Star Trek: Picard is expected to conclude after three seasons, and will hopefully offer its title character a satisfying final act. The first season finds an older Picard who’s had time to reflect, and regrets not sharing his affection for his friends more openly. Season 2 is poised to confront why it’s so difficult for him to string together the words “I love you,” not only to friends but to prospective partners. But as “All Good Things…” demonstrates, a happy ending for Jean-Luc Picard doesn’t necessarily mean riding off into the sunset with a spouse or partner. The first season of Picard offers him a second chance at a found family with a new set of characters. “The Star Gazer” implies that Picard has “one final frontier yet to come,” an emotional journey in which he’ll confront the part of himself that fears commitment.

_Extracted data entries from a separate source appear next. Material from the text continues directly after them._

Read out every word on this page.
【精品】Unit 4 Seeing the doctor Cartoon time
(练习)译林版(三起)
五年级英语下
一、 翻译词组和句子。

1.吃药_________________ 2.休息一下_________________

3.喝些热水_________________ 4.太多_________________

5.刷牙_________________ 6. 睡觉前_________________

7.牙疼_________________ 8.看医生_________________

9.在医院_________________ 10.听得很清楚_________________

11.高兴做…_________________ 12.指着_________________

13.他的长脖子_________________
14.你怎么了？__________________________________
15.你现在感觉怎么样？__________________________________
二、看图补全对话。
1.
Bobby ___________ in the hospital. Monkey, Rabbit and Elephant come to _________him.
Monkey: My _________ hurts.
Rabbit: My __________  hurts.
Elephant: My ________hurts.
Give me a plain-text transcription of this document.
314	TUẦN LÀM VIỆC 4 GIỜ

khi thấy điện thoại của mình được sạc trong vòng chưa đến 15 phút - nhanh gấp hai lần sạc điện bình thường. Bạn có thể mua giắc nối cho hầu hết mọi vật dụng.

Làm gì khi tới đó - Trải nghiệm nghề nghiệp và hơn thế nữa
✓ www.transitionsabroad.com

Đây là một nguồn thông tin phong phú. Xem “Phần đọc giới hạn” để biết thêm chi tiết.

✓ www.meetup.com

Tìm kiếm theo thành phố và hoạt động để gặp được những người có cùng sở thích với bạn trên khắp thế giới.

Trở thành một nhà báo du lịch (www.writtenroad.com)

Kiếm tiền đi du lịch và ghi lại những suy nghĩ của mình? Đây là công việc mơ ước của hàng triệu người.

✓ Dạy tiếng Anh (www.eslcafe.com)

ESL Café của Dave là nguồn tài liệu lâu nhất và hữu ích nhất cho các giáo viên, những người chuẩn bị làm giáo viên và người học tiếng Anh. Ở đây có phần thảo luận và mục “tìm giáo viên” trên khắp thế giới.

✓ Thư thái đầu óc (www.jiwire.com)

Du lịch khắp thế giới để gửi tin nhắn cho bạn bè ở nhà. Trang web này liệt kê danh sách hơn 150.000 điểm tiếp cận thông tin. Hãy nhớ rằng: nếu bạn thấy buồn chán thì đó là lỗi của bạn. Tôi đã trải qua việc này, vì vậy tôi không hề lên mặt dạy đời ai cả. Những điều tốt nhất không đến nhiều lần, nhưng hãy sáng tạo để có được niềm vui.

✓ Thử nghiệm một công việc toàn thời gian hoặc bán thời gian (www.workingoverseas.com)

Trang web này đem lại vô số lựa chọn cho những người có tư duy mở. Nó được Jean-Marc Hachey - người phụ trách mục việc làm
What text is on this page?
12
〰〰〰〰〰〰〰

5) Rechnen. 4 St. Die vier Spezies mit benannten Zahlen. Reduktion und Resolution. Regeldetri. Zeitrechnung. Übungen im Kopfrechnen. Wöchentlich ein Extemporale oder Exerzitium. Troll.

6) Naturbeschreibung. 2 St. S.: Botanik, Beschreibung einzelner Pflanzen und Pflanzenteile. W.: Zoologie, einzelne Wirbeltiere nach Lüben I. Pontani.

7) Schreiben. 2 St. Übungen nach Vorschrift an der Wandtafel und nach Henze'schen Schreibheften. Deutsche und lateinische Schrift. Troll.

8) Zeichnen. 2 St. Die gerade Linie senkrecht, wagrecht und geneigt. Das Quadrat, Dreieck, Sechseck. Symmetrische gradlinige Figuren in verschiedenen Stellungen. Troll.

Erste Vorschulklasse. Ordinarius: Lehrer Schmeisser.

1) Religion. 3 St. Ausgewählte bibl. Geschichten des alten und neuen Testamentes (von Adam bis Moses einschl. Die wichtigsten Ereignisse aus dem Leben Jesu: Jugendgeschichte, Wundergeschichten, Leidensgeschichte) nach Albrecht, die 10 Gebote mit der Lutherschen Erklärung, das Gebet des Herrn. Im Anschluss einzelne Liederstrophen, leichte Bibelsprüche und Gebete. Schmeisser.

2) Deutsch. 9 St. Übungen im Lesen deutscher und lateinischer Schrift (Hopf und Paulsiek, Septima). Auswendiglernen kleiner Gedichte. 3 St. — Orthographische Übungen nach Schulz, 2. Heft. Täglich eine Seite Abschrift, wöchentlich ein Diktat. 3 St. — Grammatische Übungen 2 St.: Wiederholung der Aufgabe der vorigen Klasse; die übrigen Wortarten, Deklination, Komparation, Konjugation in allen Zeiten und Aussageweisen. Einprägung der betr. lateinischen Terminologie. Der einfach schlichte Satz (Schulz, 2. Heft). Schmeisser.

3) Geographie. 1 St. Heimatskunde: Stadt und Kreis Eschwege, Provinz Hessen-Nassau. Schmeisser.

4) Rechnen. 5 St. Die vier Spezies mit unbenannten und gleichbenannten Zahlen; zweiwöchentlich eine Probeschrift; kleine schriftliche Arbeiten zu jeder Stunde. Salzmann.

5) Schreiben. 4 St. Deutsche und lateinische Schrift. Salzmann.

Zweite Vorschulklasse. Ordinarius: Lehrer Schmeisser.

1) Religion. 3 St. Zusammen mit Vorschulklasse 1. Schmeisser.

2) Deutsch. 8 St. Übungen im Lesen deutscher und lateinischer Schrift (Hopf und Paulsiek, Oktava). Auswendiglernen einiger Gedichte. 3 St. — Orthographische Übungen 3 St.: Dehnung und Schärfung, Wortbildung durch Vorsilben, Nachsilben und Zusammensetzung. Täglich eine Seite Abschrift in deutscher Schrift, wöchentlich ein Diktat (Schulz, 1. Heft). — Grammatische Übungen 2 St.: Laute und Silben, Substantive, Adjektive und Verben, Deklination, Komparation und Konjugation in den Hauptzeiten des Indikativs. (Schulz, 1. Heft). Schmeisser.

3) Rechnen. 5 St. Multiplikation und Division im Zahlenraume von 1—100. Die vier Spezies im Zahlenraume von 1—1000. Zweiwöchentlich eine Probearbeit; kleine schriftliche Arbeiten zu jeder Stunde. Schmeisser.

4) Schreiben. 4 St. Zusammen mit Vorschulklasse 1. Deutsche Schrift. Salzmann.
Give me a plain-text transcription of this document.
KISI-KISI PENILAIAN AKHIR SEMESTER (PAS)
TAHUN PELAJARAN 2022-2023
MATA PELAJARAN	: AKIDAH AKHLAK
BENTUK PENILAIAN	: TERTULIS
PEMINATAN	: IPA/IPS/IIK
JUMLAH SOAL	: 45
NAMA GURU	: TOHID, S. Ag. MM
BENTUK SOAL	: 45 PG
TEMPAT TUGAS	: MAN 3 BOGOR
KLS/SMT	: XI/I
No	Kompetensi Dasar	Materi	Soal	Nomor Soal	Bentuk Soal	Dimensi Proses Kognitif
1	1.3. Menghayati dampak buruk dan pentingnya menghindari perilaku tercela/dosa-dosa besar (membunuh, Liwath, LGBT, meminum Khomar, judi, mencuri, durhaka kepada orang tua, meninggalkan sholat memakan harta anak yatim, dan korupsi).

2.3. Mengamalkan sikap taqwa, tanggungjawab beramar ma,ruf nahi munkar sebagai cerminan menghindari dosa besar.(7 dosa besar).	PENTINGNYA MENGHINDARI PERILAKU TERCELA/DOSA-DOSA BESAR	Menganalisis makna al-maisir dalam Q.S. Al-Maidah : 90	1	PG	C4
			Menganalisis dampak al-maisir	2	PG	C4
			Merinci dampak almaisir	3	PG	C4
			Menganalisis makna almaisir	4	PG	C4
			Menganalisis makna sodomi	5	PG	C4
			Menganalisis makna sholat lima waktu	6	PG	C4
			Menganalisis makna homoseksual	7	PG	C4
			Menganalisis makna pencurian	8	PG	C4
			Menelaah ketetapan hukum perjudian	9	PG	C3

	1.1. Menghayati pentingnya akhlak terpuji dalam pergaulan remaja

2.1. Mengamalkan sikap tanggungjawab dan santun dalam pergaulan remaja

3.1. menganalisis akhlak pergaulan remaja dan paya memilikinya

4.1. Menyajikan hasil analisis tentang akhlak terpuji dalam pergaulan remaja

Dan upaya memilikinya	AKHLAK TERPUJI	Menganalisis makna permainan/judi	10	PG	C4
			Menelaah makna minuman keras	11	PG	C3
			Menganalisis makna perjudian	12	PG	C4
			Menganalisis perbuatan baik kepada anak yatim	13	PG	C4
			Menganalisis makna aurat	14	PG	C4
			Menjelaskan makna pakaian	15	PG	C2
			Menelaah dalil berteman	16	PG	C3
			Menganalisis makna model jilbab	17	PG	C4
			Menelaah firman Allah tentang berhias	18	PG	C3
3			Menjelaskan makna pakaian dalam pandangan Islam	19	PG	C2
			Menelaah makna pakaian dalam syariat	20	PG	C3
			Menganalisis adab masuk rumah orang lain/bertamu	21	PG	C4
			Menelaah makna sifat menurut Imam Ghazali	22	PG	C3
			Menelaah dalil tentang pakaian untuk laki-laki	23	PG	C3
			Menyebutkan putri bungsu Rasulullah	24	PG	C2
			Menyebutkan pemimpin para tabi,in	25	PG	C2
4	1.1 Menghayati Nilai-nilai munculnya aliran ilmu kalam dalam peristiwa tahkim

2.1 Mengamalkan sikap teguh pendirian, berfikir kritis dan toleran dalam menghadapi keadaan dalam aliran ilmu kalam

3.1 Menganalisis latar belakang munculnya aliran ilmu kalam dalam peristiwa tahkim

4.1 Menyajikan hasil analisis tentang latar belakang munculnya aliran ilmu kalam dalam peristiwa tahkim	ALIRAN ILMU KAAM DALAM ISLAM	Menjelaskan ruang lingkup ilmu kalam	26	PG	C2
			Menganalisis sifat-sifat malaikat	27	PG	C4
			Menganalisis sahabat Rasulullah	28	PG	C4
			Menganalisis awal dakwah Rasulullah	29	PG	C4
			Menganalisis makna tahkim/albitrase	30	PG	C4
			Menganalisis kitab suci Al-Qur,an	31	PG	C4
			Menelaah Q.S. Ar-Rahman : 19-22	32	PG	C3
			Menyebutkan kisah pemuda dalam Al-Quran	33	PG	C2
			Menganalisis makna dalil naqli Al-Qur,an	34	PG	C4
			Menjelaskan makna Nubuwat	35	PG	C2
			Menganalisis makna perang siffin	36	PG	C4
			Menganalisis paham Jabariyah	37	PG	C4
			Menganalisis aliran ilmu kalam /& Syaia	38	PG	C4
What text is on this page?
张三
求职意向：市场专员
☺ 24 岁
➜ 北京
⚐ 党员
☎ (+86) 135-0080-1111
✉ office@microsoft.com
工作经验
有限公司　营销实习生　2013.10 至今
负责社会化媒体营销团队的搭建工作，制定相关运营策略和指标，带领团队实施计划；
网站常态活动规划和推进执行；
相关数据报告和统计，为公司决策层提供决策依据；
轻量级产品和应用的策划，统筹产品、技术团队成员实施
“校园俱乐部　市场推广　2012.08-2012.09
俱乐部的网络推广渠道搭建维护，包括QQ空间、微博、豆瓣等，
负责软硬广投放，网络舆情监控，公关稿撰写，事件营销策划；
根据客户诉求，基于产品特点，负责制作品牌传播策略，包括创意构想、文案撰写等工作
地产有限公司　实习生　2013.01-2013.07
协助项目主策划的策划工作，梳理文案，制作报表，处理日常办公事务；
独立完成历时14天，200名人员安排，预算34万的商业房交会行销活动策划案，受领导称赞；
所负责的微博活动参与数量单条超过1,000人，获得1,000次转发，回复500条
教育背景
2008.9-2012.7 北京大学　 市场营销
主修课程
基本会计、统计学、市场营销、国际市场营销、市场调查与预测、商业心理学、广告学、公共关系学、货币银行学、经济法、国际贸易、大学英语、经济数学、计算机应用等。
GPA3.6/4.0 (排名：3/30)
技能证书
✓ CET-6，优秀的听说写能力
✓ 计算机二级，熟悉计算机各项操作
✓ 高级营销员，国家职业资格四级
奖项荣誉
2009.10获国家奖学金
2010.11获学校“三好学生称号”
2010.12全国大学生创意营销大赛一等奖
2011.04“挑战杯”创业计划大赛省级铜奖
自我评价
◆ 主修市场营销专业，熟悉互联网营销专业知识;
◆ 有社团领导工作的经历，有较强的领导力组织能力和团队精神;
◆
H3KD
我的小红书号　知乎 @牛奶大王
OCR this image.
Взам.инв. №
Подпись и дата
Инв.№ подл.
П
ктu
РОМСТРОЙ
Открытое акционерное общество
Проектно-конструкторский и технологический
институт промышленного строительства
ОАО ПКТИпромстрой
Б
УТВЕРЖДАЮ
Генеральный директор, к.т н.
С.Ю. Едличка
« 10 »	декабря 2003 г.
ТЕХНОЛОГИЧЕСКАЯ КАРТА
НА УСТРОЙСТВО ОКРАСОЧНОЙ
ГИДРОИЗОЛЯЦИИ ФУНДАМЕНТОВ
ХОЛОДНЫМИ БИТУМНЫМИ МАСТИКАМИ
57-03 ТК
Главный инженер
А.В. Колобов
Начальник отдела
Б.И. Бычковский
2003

This may turn out to be a journey worth watching, but it’s not exactly unexplored space. The addition of a childhood trauma that scars him against intimacy could be an interesting angle, but it could just as easily flatten the character, recontextualizing a decade of gradual development into a response to a single incident. The success of this season of Star Trek: Picard may depend on whether it adds new wrinkles to the emotional life of the character or smooths over the ones that have been there all along.